MULTIPLICITÉ DES TYPES D’ACCORDS
Le droit international de l’investissement est en perpétuelle évolution. De sources historiques des principes coutumiers de protection des étrangers, il s’est ensuite rapidement développé au travers des nombreux accords internationaux à partir de la fin des années 1980. Un grand nombre de traités d’investissement a été conclu par la majorité des Etats afin de favoriser les flux d’investissements globaux. L’investisseur d’un Etat partie à un traité est protégé de la manière prévue par ce traité lorsqu’il réalise des investissements dans un autre Etat également partie à ce traité. Ces protections sont nécessaires au développement et au bon fonctionnement du droit international d’investissement. Le droit des investissements internationaux regroupe une multitude de types d’accords. Souvent repris sous la dénomination d’ « accords d’investissement internationaux » (AIIs), les traités d’investissement constituent le socle actuel du droit des investissements. Ils consistent principalement en trois types d’accords : les traités bilatéraux d’investissement (TBIs), les traités multilatéraux d’investissement et les accords commerciaux. A côté de ces accords, les contrats d’Etat complètent les relations entre les investisseurs étrangers et les Etats dans lesquels ils investissent.

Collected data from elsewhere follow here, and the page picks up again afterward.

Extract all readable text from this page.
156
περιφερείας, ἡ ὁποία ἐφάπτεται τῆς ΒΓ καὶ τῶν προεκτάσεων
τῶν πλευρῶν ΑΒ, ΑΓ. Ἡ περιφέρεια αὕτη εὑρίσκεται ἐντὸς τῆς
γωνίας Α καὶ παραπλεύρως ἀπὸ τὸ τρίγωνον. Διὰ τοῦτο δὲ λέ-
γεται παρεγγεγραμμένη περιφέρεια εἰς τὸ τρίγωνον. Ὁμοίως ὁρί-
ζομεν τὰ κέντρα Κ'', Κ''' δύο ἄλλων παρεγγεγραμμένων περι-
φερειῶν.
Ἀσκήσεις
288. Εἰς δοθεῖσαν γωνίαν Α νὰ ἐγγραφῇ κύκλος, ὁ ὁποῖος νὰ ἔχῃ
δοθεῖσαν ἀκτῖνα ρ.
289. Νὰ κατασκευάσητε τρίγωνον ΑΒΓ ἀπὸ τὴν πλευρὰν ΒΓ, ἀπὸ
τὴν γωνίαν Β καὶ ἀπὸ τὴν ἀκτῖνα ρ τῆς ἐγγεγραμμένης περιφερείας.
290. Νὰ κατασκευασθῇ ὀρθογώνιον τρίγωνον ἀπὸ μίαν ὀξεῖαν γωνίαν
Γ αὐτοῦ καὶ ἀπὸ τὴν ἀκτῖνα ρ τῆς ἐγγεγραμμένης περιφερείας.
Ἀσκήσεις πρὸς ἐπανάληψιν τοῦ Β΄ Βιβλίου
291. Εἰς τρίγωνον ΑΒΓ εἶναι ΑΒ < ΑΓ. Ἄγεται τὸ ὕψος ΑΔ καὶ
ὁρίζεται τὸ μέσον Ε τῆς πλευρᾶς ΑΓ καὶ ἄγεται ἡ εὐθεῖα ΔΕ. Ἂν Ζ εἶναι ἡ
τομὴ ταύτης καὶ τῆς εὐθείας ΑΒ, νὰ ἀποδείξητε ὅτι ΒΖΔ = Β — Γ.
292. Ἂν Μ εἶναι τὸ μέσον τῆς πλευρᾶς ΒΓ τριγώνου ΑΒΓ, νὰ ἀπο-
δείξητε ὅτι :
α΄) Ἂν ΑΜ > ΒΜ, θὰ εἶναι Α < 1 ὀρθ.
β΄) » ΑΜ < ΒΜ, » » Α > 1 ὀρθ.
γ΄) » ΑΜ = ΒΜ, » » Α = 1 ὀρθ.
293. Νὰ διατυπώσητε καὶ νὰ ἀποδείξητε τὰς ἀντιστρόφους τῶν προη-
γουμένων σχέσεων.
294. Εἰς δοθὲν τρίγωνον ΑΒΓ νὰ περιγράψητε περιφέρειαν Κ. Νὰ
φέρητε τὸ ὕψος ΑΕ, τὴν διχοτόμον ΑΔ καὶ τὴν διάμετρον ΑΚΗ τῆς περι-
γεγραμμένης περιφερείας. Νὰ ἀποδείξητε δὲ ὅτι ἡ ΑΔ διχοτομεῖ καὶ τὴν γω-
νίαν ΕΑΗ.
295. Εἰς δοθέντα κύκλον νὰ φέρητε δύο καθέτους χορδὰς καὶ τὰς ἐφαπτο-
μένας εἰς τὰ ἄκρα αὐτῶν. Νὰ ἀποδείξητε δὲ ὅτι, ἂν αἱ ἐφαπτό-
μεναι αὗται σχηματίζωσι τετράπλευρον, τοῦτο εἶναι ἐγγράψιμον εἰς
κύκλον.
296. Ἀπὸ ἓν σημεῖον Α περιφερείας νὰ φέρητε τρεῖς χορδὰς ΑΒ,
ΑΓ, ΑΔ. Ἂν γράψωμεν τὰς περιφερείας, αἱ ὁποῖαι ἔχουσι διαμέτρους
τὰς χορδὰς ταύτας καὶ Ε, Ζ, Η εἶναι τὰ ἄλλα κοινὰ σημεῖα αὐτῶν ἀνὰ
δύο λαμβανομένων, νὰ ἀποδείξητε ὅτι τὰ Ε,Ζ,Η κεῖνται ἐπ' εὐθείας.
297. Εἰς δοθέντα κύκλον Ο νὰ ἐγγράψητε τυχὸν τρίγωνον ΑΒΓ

Les traités bilatéraux d’investissement (TBIs)
Les traités bilatéraux sont, comme leur nom l’indique, des traités conclus entre deux Etats en vue de favoriser les investissements étrangers sur leur territoire. Ce sont les traités les plus nombreux parmi les traités d’investissement : ils représentaient, en 2014, près de 90 pour cent des traités d’investissement avec plus de 2900 TBIs. C’est la raison pour laquelle nous nous pencherons plus en détails sur ce type d’accord dans la suite de l’exposé.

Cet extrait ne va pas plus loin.